The charity’s Trainee Crew Course was held at the Sea Survival Centre at the RNLI College in Poole, Dorset where four Bude lads — Kieran Marshall, 19, Daniel Lewis-Bale, 20, James Lewis-Bale, 20 and Steve Carter, 37 — travelled to receive their training.
The vital element of the course was for the volunteer crew to learn sea survival.
Training included: ‘abandon ship’ safely with a four-metre jump into water; team survival swimming; coping in a liferaft in simulated darkness; dealing with fires aboard the lifeboat; right a capsized inshore lifeboat and the importance of lifejackets.
Lifeboat operations manager Chris Wilson said: ‘The support given by the Lloyd’s Register Foundation is hugely important to the RNLI. We are extremely grateful that it has chosen to fund sea survival training, which teaches vital core skills to our volunteer crew.
‘This training is central to allowing the RNLI and its volunteers to stay safe while on rescue missions. It equips volunteers with essential sea survival skills; providing them with the courage, poise and self-confidence to save lives even in the most perilous seas.’
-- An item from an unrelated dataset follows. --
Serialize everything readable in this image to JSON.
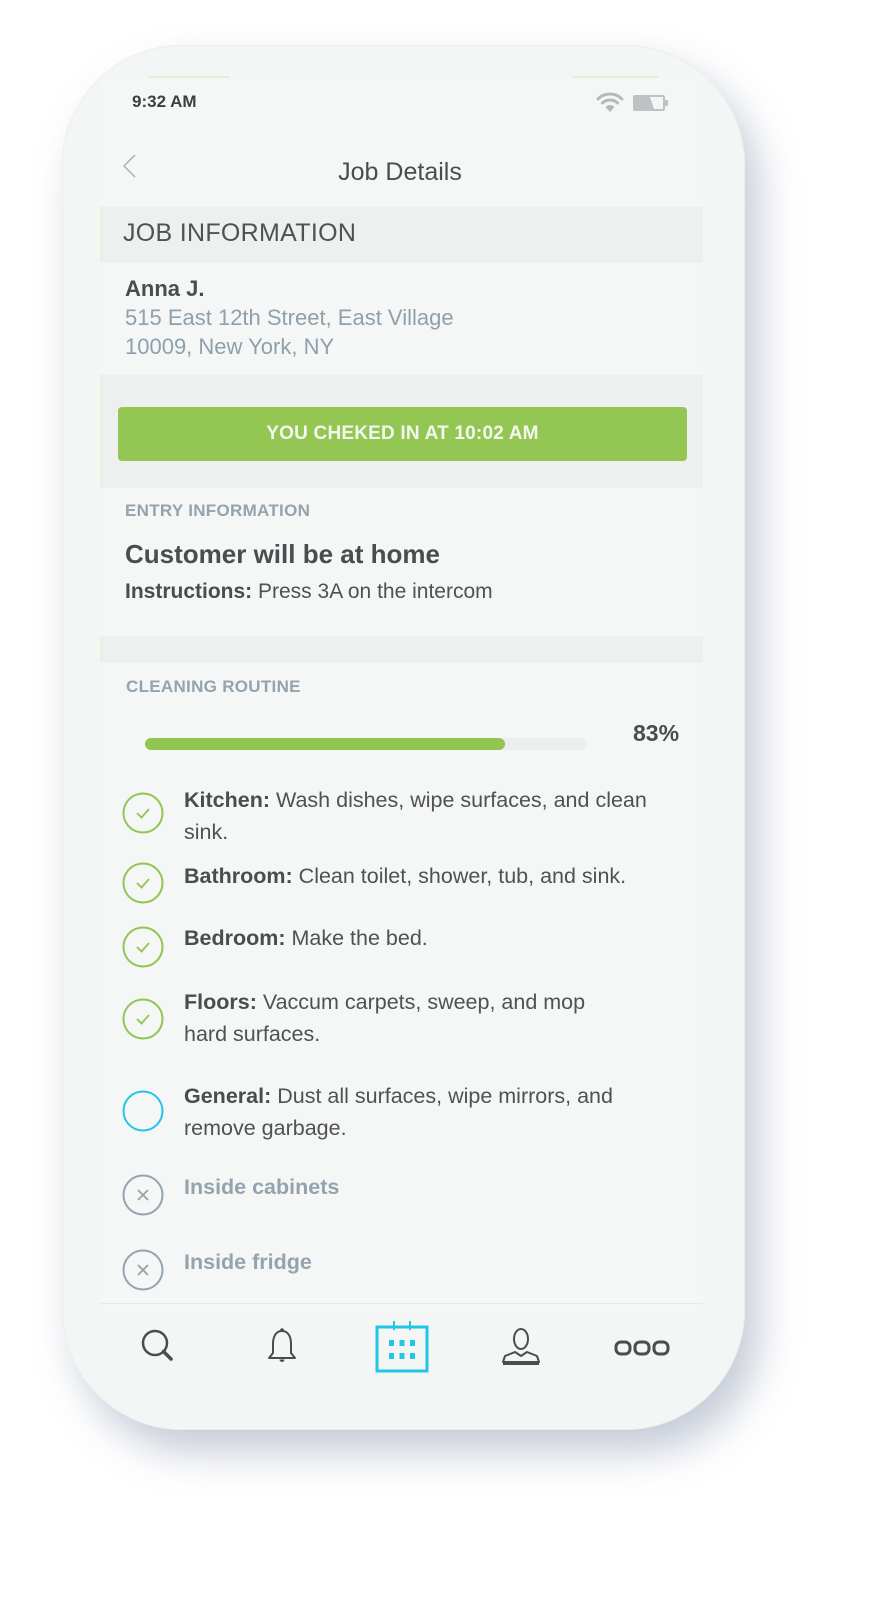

Lloyd’s Register Foundation is a UK-registered charity that invests worldwide in science, engineering and technology for public benefit. The Trust is funding the sea survival element of the Trainee Crew Courses for a five-year period from January 2011 to December 2015. They have offered additional funding of almost £1-million to bring the support total to just over £1.5-million.
Steve Carter, one of the four Bude men to take part in the training said: ‘The training facilities and equipment at the RNLI College are outstanding — facilities include the largest sea training pool in the country. which is amazing.
“The instructors made the learning enjoyable and they taught in a style that kept you interested and was easy to understand. You can tell that they all really enjoy their jobs.’
The training has already proved to be useful when Kieran Marshal, of Bude, was part of the crew that assisted the RNLI lifeguard over the August Bank Holiday weekend. They joined a call-out to return four stranded people to the shore after they had become stranded on rocks by a fast incoming tide.